Search code examples
google-bigquerygoogle-cloud-dataflowapache-beam

How can I convert Apache Beam Rows to BigQuery TableFlows in a Java DataFlow pipeline?


I need to write data into a BigQuery within a DataFlow pipeline using Java. As such i need to get a PCollection of TableRow

TableSchema tableSchema = // omitted
BigQueryIO.Write<TableRow> bigQuerySink =  BigQueryIO.<TableRow>write()
   .to(new TableReference()
     .setProjectId(options.getProject())
     .setDatasetId(options.getBigQueryDataset())
     .setTableId(options.getBigQueryTable()))
    .withSchema(tableSchema)
    .withCreateDisposition(BigQueryIO.Write.CreateDisposition.CREATE_IF_NEEDED)
    .withWriteDisposition(BigQueryIO.Write.WriteDisposition.WRITE_APPEND);

As of now, in my pipeline, I have a PCollection of generic Row objects from Apache Beam org.apache.beam.sdk.values.Row. I also have the beam schema Schema.

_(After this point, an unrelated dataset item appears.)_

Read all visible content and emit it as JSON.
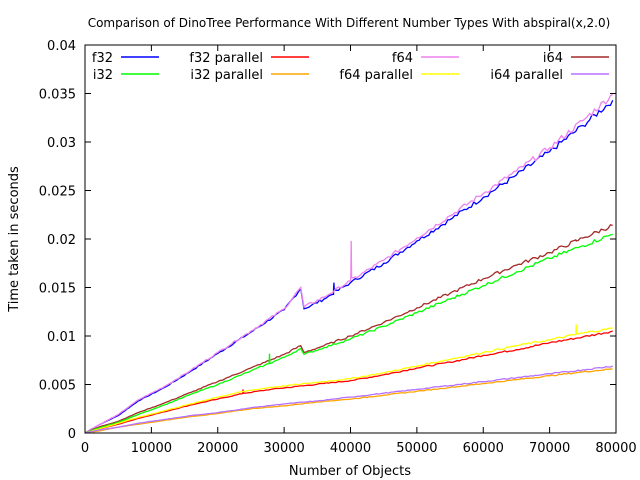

So i need to implement a DoFn<Row, TableRow> and I will probably come up with something but it is not easy supporting multi valued types ARRAY(INT64) to INT64 with REPLICATED etc.

My feeling is I am reinventing the wheel, does this class already exist ? Do I need such a mapping ?

I look at this mapper in the Dataflow templates and the google cloud libraries without finding it.


Solution

  • Answering my question (seems like posting out your issue makes you twice shaper)

    I found the Mapper I was looking in BigQueryUtils class here https://github.com/apache/beam/blob/master/sdks/java/io/google-cloud-platform/src/main/java/org/apache/beam/sdk/io/gcp/bigquery/BigQueryUtils.java#L508-L516

    Required dependency is:

    <dependency>
     <groupId>org.apache.beam</groupId>
     <artifactId>beam-sdks-java-io-google-cloud-platform</artifactId>
    </dependency>